A passenger presents documents at a Covid-19 test center in the arrivals area of ​​Charles de Gaulle Airport this month. In November, French authorities arrested seven people for selling fake certificates to travelers at the airport.


Photo:

christophe archambault / Agence France-Presse / Getty Images

Last year the CommonPass was tested on several international flights and the Commons Project says it coordinates its efforts with more than 20 governments.

IATA says it is also developing a mobile app, called IATA Travel Pass, that will allow passengers to share test results with authorities in a way the association says will make it nearly impossible to travel with fake documents.

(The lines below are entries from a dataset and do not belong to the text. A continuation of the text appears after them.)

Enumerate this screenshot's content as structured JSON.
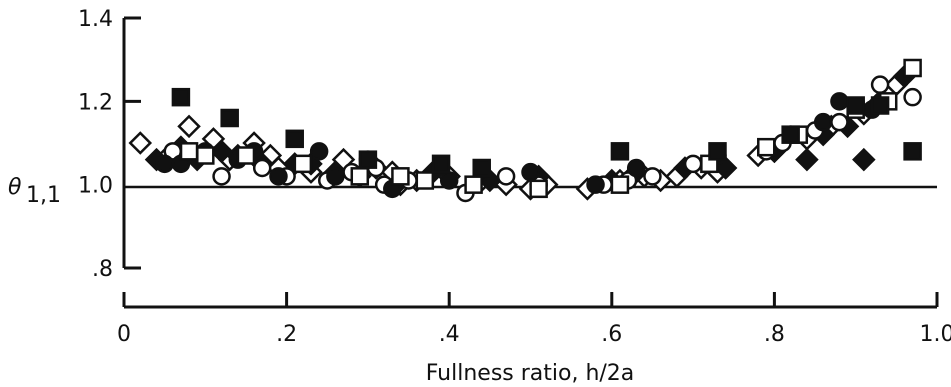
{
  "chart_data": {
    "type": "scatter",
    "title": "",
    "xlabel": "Fullness ratio, h/2a",
    "ylabel": "θ1,1",
    "xlim": [
      0,
      1.0
    ],
    "ylim": [
      0.8,
      1.4
    ],
    "reference_line_y": 1.0,
    "grid": false,
    "legend": "none",
    "x_tick_labels": [
      {
        "value": 0,
        "label": "0"
      },
      {
        "value": 0.2,
        "label": ".2"
      },
      {
        "value": 0.4,
        "label": ".4"
      },
      {
        "value": 0.6,
        "label": ".6"
      },
      {
        "value": 0.8,
        "label": ".8"
      },
      {
        "value": 1.0,
        "label": "1.0"
      }
    ],
    "y_tick_labels": [
      {
        "value": 0.8,
        "label": ".8"
      },
      {
        "value": 1.0,
        "label": "1.0"
      },
      {
        "value": 1.2,
        "label": "1.2"
      },
      {
        "value": 1.4,
        "label": "1.4"
      }
    ],
    "marker_color": "#111111",
    "series": [
      {
        "marker": "diamond-open",
        "points": [
          [
            0.02,
            1.1
          ],
          [
            0.05,
            1.06
          ],
          [
            0.08,
            1.14
          ],
          [
            0.11,
            1.11
          ],
          [
            0.13,
            1.06
          ],
          [
            0.16,
            1.1
          ],
          [
            0.18,
            1.07
          ],
          [
            0.19,
            1.04
          ],
          [
            0.23,
            1.03
          ],
          [
            0.27,
            1.06
          ],
          [
            0.29,
            1.02
          ],
          [
            0.33,
            1.03
          ],
          [
            0.34,
            1.0
          ],
          [
            0.36,
            1.01
          ],
          [
            0.4,
            1.02
          ],
          [
            0.44,
            1.01
          ],
          [
            0.47,
            1.0
          ],
          [
            0.5,
            0.99
          ],
          [
            0.52,
            1.0
          ],
          [
            0.57,
            0.99
          ],
          [
            0.61,
            1.01
          ],
          [
            0.64,
            1.02
          ],
          [
            0.66,
            1.01
          ],
          [
            0.68,
            1.02
          ],
          [
            0.71,
            1.04
          ],
          [
            0.73,
            1.03
          ],
          [
            0.78,
            1.07
          ],
          [
            0.8,
            1.08
          ],
          [
            0.84,
            1.11
          ],
          [
            0.87,
            1.14
          ],
          [
            0.91,
            1.17
          ],
          [
            0.95,
            1.24
          ]
        ]
      },
      {
        "marker": "diamond-filled",
        "points": [
          [
            0.04,
            1.06
          ],
          [
            0.07,
            1.09
          ],
          [
            0.09,
            1.06
          ],
          [
            0.12,
            1.08
          ],
          [
            0.14,
            1.07
          ],
          [
            0.17,
            1.05
          ],
          [
            0.21,
            1.05
          ],
          [
            0.23,
            1.05
          ],
          [
            0.26,
            1.03
          ],
          [
            0.31,
            1.04
          ],
          [
            0.34,
            1.01
          ],
          [
            0.38,
            1.03
          ],
          [
            0.45,
            1.01
          ],
          [
            0.51,
            1.02
          ],
          [
            0.6,
            1.01
          ],
          [
            0.63,
            1.03
          ],
          [
            0.69,
            1.04
          ],
          [
            0.74,
            1.04
          ],
          [
            0.8,
            1.08
          ],
          [
            0.84,
            1.06
          ],
          [
            0.86,
            1.12
          ],
          [
            0.89,
            1.14
          ],
          [
            0.91,
            1.06
          ],
          [
            0.93,
            1.2
          ],
          [
            0.96,
            1.26
          ]
        ]
      },
      {
        "marker": "circle-open",
        "points": [
          [
            0.06,
            1.08
          ],
          [
            0.12,
            1.02
          ],
          [
            0.17,
            1.04
          ],
          [
            0.2,
            1.02
          ],
          [
            0.25,
            1.01
          ],
          [
            0.28,
            1.03
          ],
          [
            0.31,
            1.04
          ],
          [
            0.32,
            1.0
          ],
          [
            0.35,
            1.01
          ],
          [
            0.42,
            0.98
          ],
          [
            0.47,
            1.02
          ],
          [
            0.51,
            1.0
          ],
          [
            0.59,
            1.0
          ],
          [
            0.62,
            1.01
          ],
          [
            0.65,
            1.02
          ],
          [
            0.7,
            1.05
          ],
          [
            0.79,
            1.08
          ],
          [
            0.81,
            1.1
          ],
          [
            0.85,
            1.13
          ],
          [
            0.88,
            1.15
          ],
          [
            0.93,
            1.24
          ],
          [
            0.97,
            1.21
          ]
        ]
      },
      {
        "marker": "circle-filled",
        "points": [
          [
            0.05,
            1.05
          ],
          [
            0.07,
            1.05
          ],
          [
            0.1,
            1.08
          ],
          [
            0.14,
            1.06
          ],
          [
            0.16,
            1.08
          ],
          [
            0.19,
            1.02
          ],
          [
            0.24,
            1.08
          ],
          [
            0.26,
            1.02
          ],
          [
            0.3,
            1.06
          ],
          [
            0.33,
            0.99
          ],
          [
            0.4,
            1.01
          ],
          [
            0.44,
            1.03
          ],
          [
            0.5,
            1.03
          ],
          [
            0.58,
            1.0
          ],
          [
            0.63,
            1.04
          ],
          [
            0.73,
            1.07
          ],
          [
            0.82,
            1.12
          ],
          [
            0.86,
            1.15
          ],
          [
            0.88,
            1.2
          ],
          [
            0.92,
            1.18
          ]
        ]
      },
      {
        "marker": "square-open",
        "points": [
          [
            0.08,
            1.08
          ],
          [
            0.1,
            1.07
          ],
          [
            0.15,
            1.07
          ],
          [
            0.22,
            1.05
          ],
          [
            0.29,
            1.02
          ],
          [
            0.34,
            1.02
          ],
          [
            0.37,
            1.01
          ],
          [
            0.43,
            1.0
          ],
          [
            0.51,
            0.99
          ],
          [
            0.61,
            1.0
          ],
          [
            0.72,
            1.05
          ],
          [
            0.79,
            1.09
          ],
          [
            0.83,
            1.12
          ],
          [
            0.9,
            1.18
          ],
          [
            0.94,
            1.2
          ],
          [
            0.97,
            1.28
          ]
        ]
      },
      {
        "marker": "square-filled",
        "points": [
          [
            0.07,
            1.21
          ],
          [
            0.13,
            1.16
          ],
          [
            0.21,
            1.11
          ],
          [
            0.3,
            1.06
          ],
          [
            0.39,
            1.05
          ],
          [
            0.44,
            1.04
          ],
          [
            0.61,
            1.08
          ],
          [
            0.73,
            1.08
          ],
          [
            0.82,
            1.12
          ],
          [
            0.9,
            1.19
          ],
          [
            0.93,
            1.19
          ],
          [
            0.97,
            1.08
          ]
        ]
      }
    ]
  }
}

But getting all countries to accept the same digital footsteps is a challenge, creating obstacles in an already difficult travel regime.

“Without the ability to rely on Covid-19 testing and finally vaccine records across international borders, many countries will feel compelled to withhold travel bans and mandatory quarantines as long as the pandemic persists,” he said. say Bradley Perkins, chief physician of the Commons Project and a former strategy and innovation officer at the U.S. Centers for Disease Control and Prevention.